Dziękujemy, że jednak nie zdecydował się pan „zamilczeć swoją wiedzę”, napisali nowicjusze w ofiarowanej mi książce. Tak jak ja wiedziałbym cokolwiek niezwykłego... Przecież to, że umiem wyrecytować jakiś kawałek z Shakespeare'a czy Homera w oryginale to nic wielkiego, każdy humanista w Europie to umie... za to z Rigvedy nic nie wyrecytuję, czy z Herbertów (i angielskiego, i polskiego) – wstyd.
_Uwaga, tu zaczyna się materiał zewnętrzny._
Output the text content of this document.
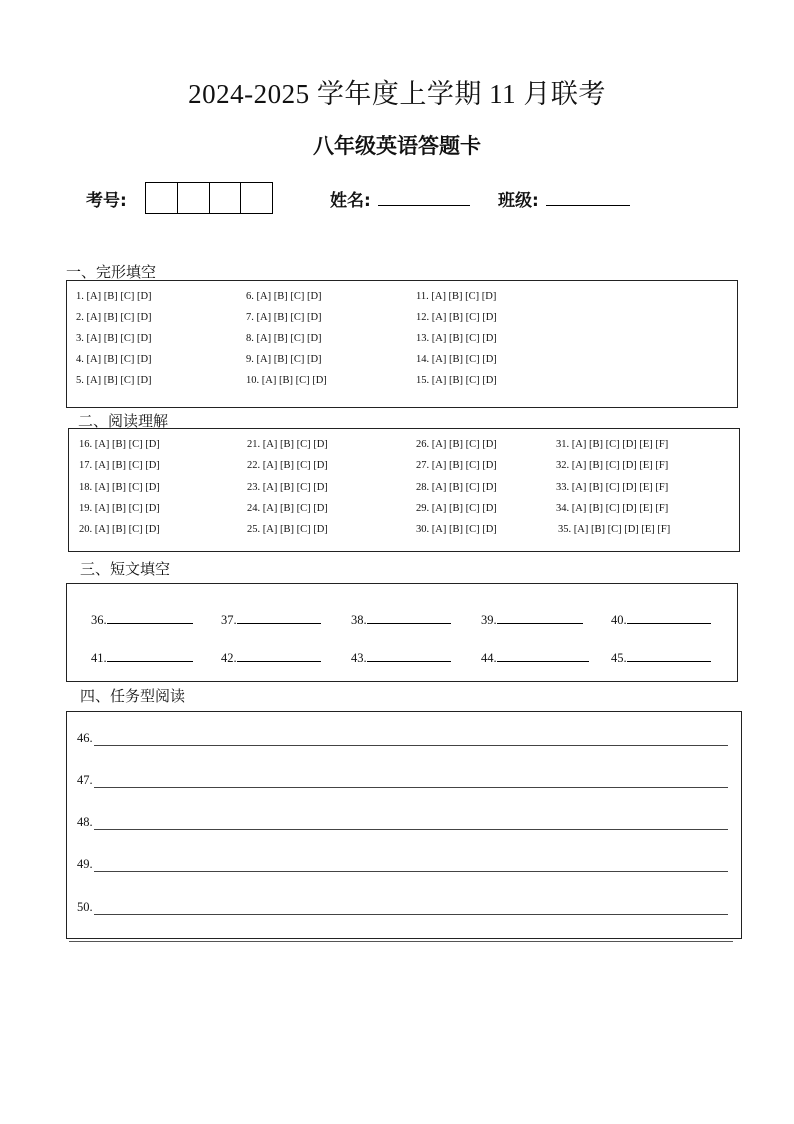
2024-2025 学年度上学期 11 月联考
八年级英语答题卡
考号:	姓名:	班级:
一、完形填空
1. [A] [B] [C] [D]
2. [A] [B] [C] [D]
3. [A] [B] [C] [D]
4. [A] [B] [C] [D]
5. [A] [B] [C] [D]
6. [A] [B] [C] [D]
7. [A] [B] [C] [D]
8. [A] [B] [C] [D]
9. [A] [B] [C] [D]
10. [A] [B] [C] [D]
11. [A] [B] [C] [D]
12. [A] [B] [C] [D]
13. [A] [B] [C] [D]
14. [A] [B] [C] [D]
15. [A] [B] [C] [D]
二、阅读理解
16. [A] [B] [C] [D]
17. [A] [B] [C] [D]
18. [A] [B] [C] [D]
19. [A] [B] [C] [D]
20. [A] [B] [C] [D]
21. [A] [B] [C] [D]
22. [A] [B] [C] [D]
23. [A] [B] [C] [D]
24. [A] [B] [C] [D]
25. [A] [B] [C] [D]
26. [A] [B] [C] [D]
27. [A] [B] [C] [D]
28. [A] [B] [C] [D]
29. [A] [B] [C] [D]
30. [A] [B] [C] [D]
31. [A] [B] [C] [D] [E] [F]
32. [A] [B] [C] [D] [E] [F]
33. [A] [B] [C] [D] [E] [F]
34. [A] [B] [C] [D] [E] [F]
35. [A] [B] [C] [D] [E] [F]
三、短文填空
36.	37.	38.	39.	40.
41.	42.	43.	44.	45.
四、任务型阅读
46.
47.
48.
49.
50.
O wiele częściej na zajęciach musiałem się przyznawać, że czegoś nie wiem – np. jaka jest etymologia angielskiego rubber (sprawdziłem i już wiem), albo czy habeo i haben są pokrewne (różne panują opinie, ale raczej nie), nie wspominając już o właściwościach wytwarzanych przez człowieka gazów, o których to dopiero bracia mnie poinformowali, kolorze fig i pochodzeniu Kwintyliana. W gruncie rzeczy, dzięki nim, tegorocznym nowicjuszom, wiele się nauczyłem.
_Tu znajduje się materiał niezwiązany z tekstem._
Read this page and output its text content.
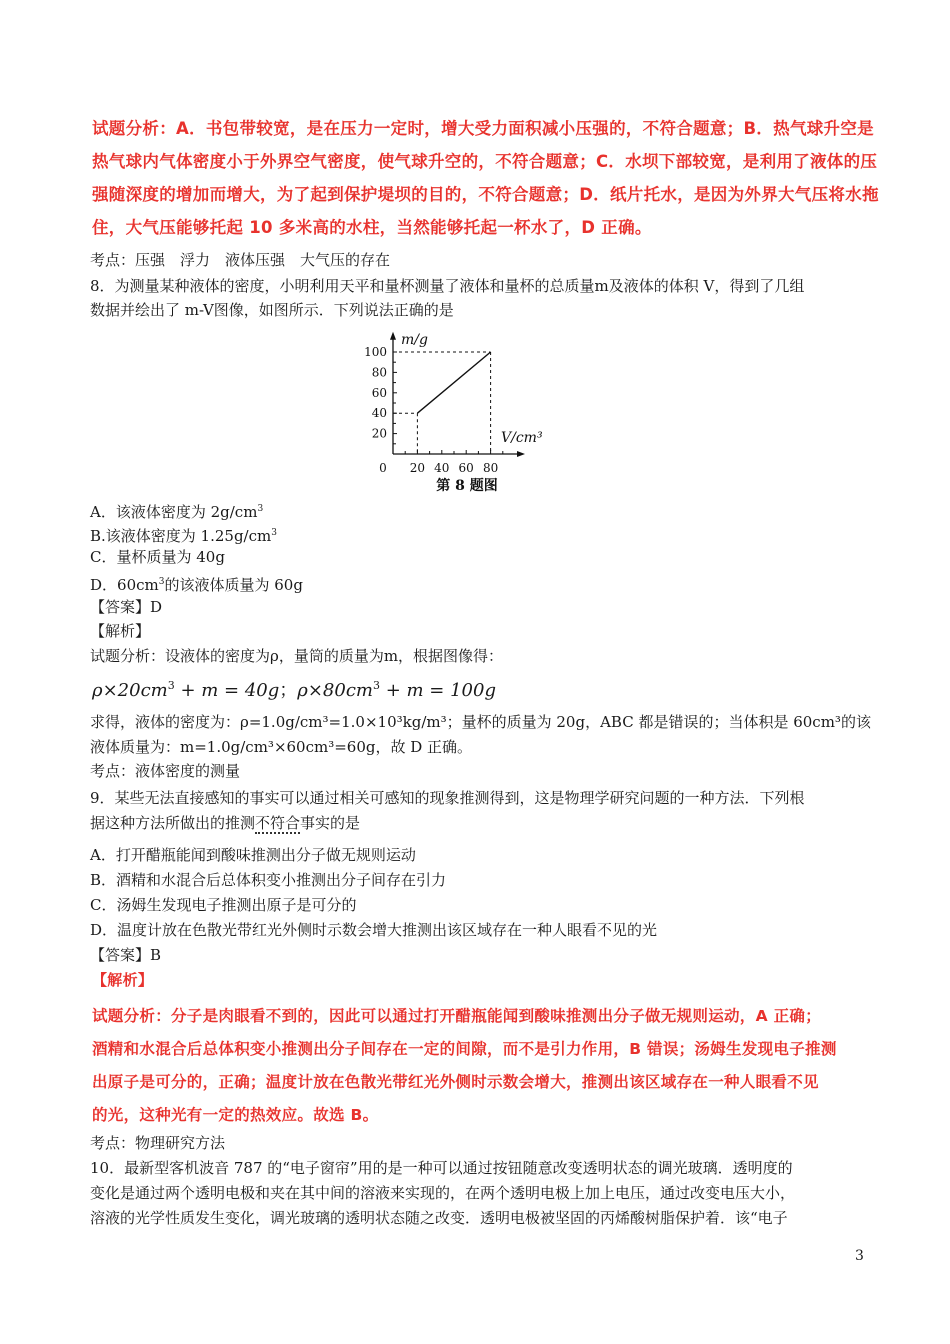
试题分析：A．书包带较宽，是在压力一定时，增大受力面积减小压强的，不符合题意；B．热气球升空是
热气球内气体密度小于外界空气密度，使气球升空的，不符合题意；C．水坝下部较宽，是利用了液体的压
强随深度的增加而增大，为了起到保护堤坝的目的，不符合题意；D．纸片托水，是因为外界大气压将水拖
住，大气压能够托起 10 多米高的水柱，当然能够托起一杯水了，D 正确。
考点：压强　浮力　液体压强　大气压的存在
8．为测量某种液体的密度，小明利用天平和量杯测量了液体和量杯的总质量m及液体的体积 V，得到了几组
数据并绘出了 m-V图像，如图所示．下列说法正确的是
0 20 40 60 80
20
40
60
80
100
m/g
V/cm³
第 8 题图
A．该液体密度为 $2g/cm^3$
B.该液体密度为 $1.25g/cm^3$
C．量杯质量为 40g
D．$60cm^3$的该液体质量为 60g
【答案】D
【解析】
试题分析：设液体的密度为ρ，量筒的质量为m，根据图像得：
$\rho\times 20cm^3 + m = 40g$；$\rho\times 80cm^3 + m = 100g$
求得，液体的密度为：ρ=1.0g/cm³=1.0×10³kg/m³；量杯的质量为 20g，ABC 都是错误的；当体积是 60cm³的该
液体质量为：m=1.0g/cm³×60cm³=60g，故 D 正确。
考点：液体密度的测量
9．某些无法直接感知的事实可以通过相关可感知的现象推测得到，这是物理学研究问题的一种方法．下列根
据这种方法所做出的推测不符合事实的是
A．打开醋瓶能闻到酸味推测出分子做无规则运动
B．酒精和水混合后总体积变小推测出分子间存在引力
C．汤姆生发现电子推测出原子是可分的
D．温度计放在色散光带红光外侧时示数会增大推测出该区域存在一种人眼看不见的光
【答案】B
【解析】
试题分析：分子是肉眼看不到的，因此可以通过打开醋瓶能闻到酸味推测出分子做无规则运动，A 正确；
酒精和水混合后总体积变小推测出分子间存在一定的间隙，而不是引力作用，B 错误；汤姆生发现电子推测
出原子是可分的，正确；温度计放在色散光带红光外侧时示数会增大，推测出该区域存在一种人眼看不见
的光，这种光有一定的热效应。故选 B。
考点：物理研究方法
10．最新型客机波音 787 的“电子窗帘”用的是一种可以通过按钮随意改变透明状态的调光玻璃．透明度的
变化是通过两个透明电极和夹在其中间的溶液来实现的，在两个透明电极上加上电压，通过改变电压大小，
溶液的光学性质发生变化，调光玻璃的透明状态随之改变．透明电极被坚固的丙烯酸树脂保护着．该“电子
3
Knowledge is bitter, pisałem kilka tygodni temu do Chrisa, knowledge is tricky.
Zawsze zazdroszczę wiedzy lekarzom. Zwykle, kiedy o tym mówię, odpowiadają, że nie ma czego zazdrościć, bo i tak ciągle muszą się czegoś uczyć, a w ogóle to oni mogą zazdrościć mi – ale zapominają często, że ja też muszę się ciągle uczyć, wbrew pozorom gramatyka i starodawne języki nie są martwe, tu też dokonują się odkrycia, też trzeba poznawać nowe teorie i hipotezy. Inaczej można skończyć jak pewien kanadyjski profesor, o którym ktoś mi wczoraj napisał: On jest stary i od 20 lat nie miał żadnego nowego pomysłu. Bywają i tacy, którzy przez kilkadziesiąt lat czytają na zajęciach te same teksty, jak np. prof. Wojtczak (ten sam dialog Platona co roku), albo prowadzą wykład z notatek sprzed lat pięćdziesięciu, nieświadomi, że pod uwagę trzeba już brać głoski laryngalne, które wiele zmieniają w filologii komparatywnej.
Może dlatego, że czasami tak trudno jest uczyć się... Bardziej niż pracowitość liczy się tu pokora, której wielu z nas (mnie z pewnością) brakuje.